Increased US talk that the administration of US President Barack Obama may consider arming Syrian rebels may also be designed to pressure Moscow to use its sway over al-Assad to stop the bloodshed.
However, “I don’t think the Russians will make any compromise,” Hill said. “The Russians have no interest whatsoever in dealing with the opposition.
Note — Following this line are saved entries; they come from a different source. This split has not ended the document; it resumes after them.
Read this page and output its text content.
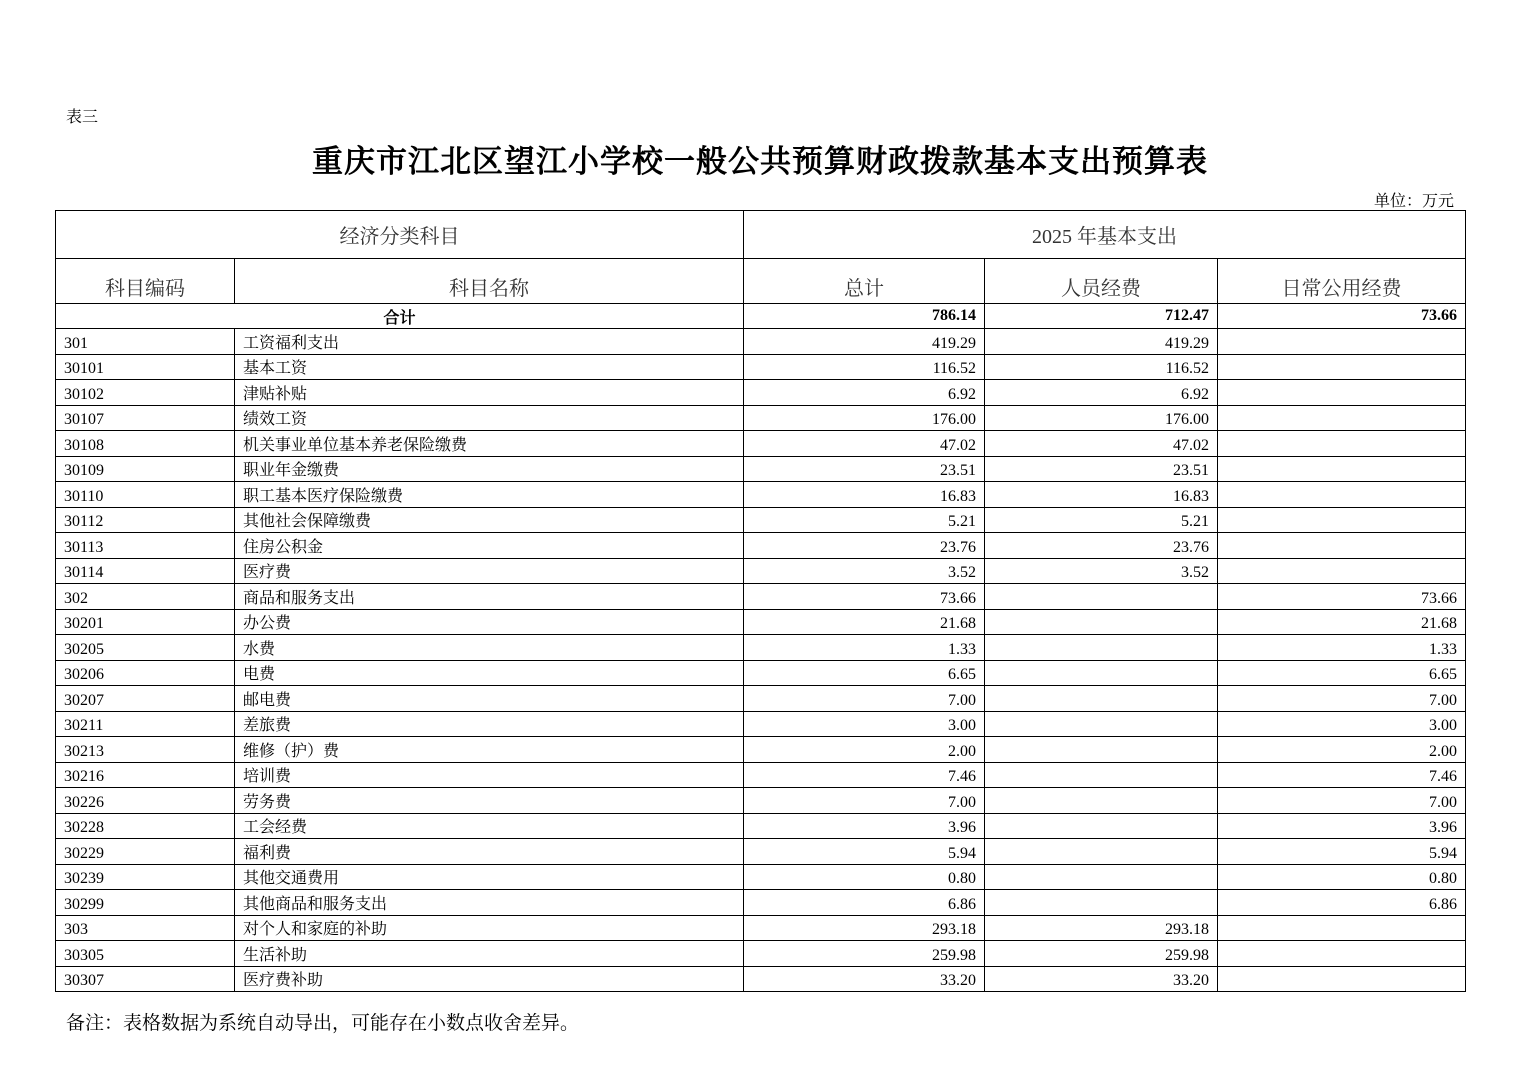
表三
重庆市江北区望江小学校一般公共预算财政拨款基本支出预算表
单位：万元
经济分类科目		2025 年基本支出		
科目编码	科目名称	总计	人员经费	日常公用经费
合计		786.14	712.47	73.66
301	工资福利支出	419.29	419.29	
30101	基本工资	116.52	116.52	
30102	津贴补贴	6.92	6.92	
30107	绩效工资	176.00	176.00	
30108	机关事业单位基本养老保险缴费	47.02	47.02	
30109	职业年金缴费	23.51	23.51	
30110	职工基本医疗保险缴费	16.83	16.83	
30112	其他社会保障缴费	5.21	5.21	
30113	住房公积金	23.76	23.76	
30114	医疗费	3.52	3.52	
302	商品和服务支出	73.66		73.66
30201	办公费	21.68		21.68
30205	水费	1.33		1.33
30206	电费	6.65		6.65
30207	邮电费	7.00		7.00
30211	差旅费	3.00		3.00
30213	维修（护）费	2.00		2.00
30216	培训费	7.46		7.46
30226	劳务费	7.00		7.00
30228	工会经费	3.96		3.96
30229	福利费	5.94		5.94
30239	其他交通费用	0.80		0.80
30299	其他商品和服务支出	6.86		6.86
303	对个人和家庭的补助	293.18	293.18	
30305	生活补助	259.98	259.98	
30307	医疗费补助	33.20	33.20	
备注：表格数据为系统自动导出，可能存在小数点收舍差异。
They don’t see any perspective for stability or any kind of solution to emerge out of arming the opposition.”
“Moscow is not in favor of more death and violence,” said Matthew Rojansky, deputy director for the Russia and Eurasia program at the Carnegie Endowment for International Peace. “They are simply concerned that the next step is going to be an Islamist regime that no one can contain.”
Kerry will also be preparing the way for talks expected in Northern Ireland next month between Obama and Putin on the sidelines of the G8 summit, with the US president also searching for more bilateral nuclear arms cuts.
Despite their tense ties, the two nations have managed to collaborate on the issue of Iran and North Korea’s suspect nuclear programs.
Rojansky said that particularly after the Boston attacks, such high-level interaction was “positive.”
“They need to have a discussion to satisfy the Russians that: ‘No we are not blaming this whole thing against you,’” he said, calling for better security cooperation between the two former Cold War foes.
Moscow is likely to fear that “the US is now warming up to some kind of crusade against Russia as the enabler of some kind of global post-Soviet terrorism,” he said, after it emerged that one of the Tsarnaev brothers had been in the sights of the Russian authorities as early as 2011.
“God forbid for both sides that something should come out in the press indicating that the Russians knew more than they let on,” Rojansky said.